Selon l'ordonnance du tribunal, l'adolescente, survivante d'une agression sexuelle, avait demandé l'interruption en vertu de la loi sur l'interruption médicale de grossesse, qui autorise l'interruption jusqu'à 24 semaines avec des exceptions pour les cas spéciaux. La cour avait initialement accordé l'autorisation le 28 avril 2026, mais l'AIIMS a demandé un réexamen, invoquant des complications potentielles.

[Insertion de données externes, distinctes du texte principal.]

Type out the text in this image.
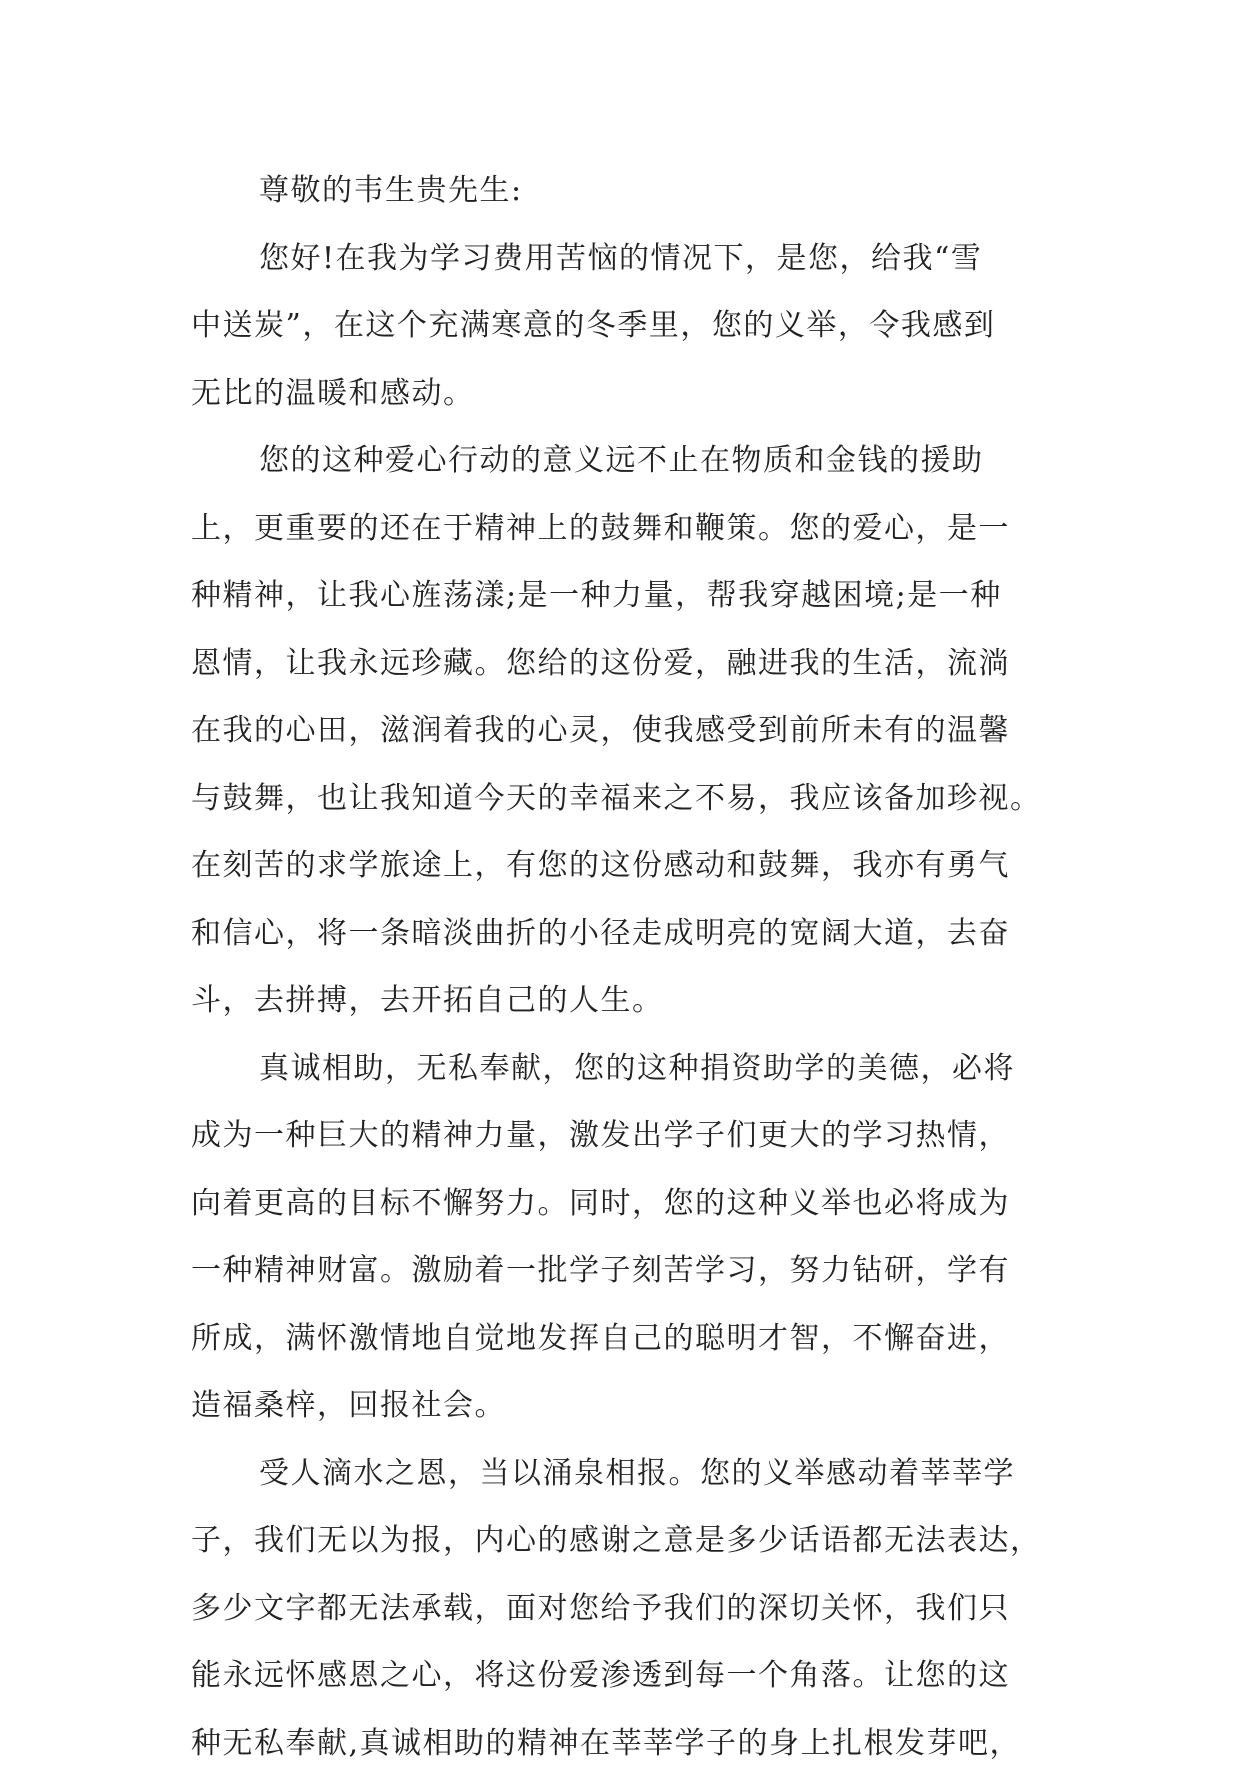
尊敬的韦生贵先生:
您好!在我为学习费用苦恼的情况下，是您，给我“雪
中送炭”，在这个充满寒意的冬季里，您的义举，令我感到
无比的温暖和感动。
您的这种爱心行动的意义远不止在物质和金钱的援助
上，更重要的还在于精神上的鼓舞和鞭策。您的爱心，是一
种精神，让我心旌荡漾;是一种力量，帮我穿越困境;是一种
恩情，让我永远珍藏。您给的这份爱，融进我的生活，流淌
在我的心田，滋润着我的心灵，使我感受到前所未有的温馨
与鼓舞，也让我知道今天的幸福来之不易，我应该备加珍视。
在刻苦的求学旅途上，有您的这份感动和鼓舞，我亦有勇气
和信心，将一条暗淡曲折的小径走成明亮的宽阔大道，去奋
斗，去拼搏，去开拓自己的人生。
真诚相助，无私奉献，您的这种捐资助学的美德，必将
成为一种巨大的精神力量，激发出学子们更大的学习热情，
向着更高的目标不懈努力。同时，您的这种义举也必将成为
一种精神财富。激励着一批学子刻苦学习，努力钻研，学有
所成，满怀激情地自觉地发挥自己的聪明才智，不懈奋进，
造福桑梓，回报社会。
受人滴水之恩，当以涌泉相报。您的义举感动着莘莘学
子，我们无以为报，内心的感谢之意是多少话语都无法表达，
多少文字都无法承载，面对您给予我们的深切关怀，我们只
能永远怀感恩之心，将这份爱渗透到每一个角落。让您的这
种无私奉献,真诚相助的精神在莘莘学子的身上扎根发芽吧，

Le juge en chef de l'Inde, D.Y. Chandrachud, qui présidait la formation, a déclaré que les préoccupations de l'hôpital, bien que valables, ne l'emportaient pas sur le droit de la mineure à l'autonomie corporelle et au bien-être mental. La cour a noté que la poursuite de la grossesse pourrait causer un traumatisme psychologique grave.
Le comité médical de l'AIIMS avait précédemment évalué le cas et signalé des risques de travail prématuré et d'infection. Cependant, la Cour suprême a statué que la procédure devait être effectuée avec le plus grand soin par une équipe spécialisée. L'hôpital devrait se conformer immédiatement.
Cette affaire met en lumière les débats juridiques et éthiques en cours autour des droits à l'avortement en Inde, en particulier pour les mineurs et les survivantes de violences sexuelles. La décision de la cour renforce la primauté du choix de la personne enceinte dans de telles affaires.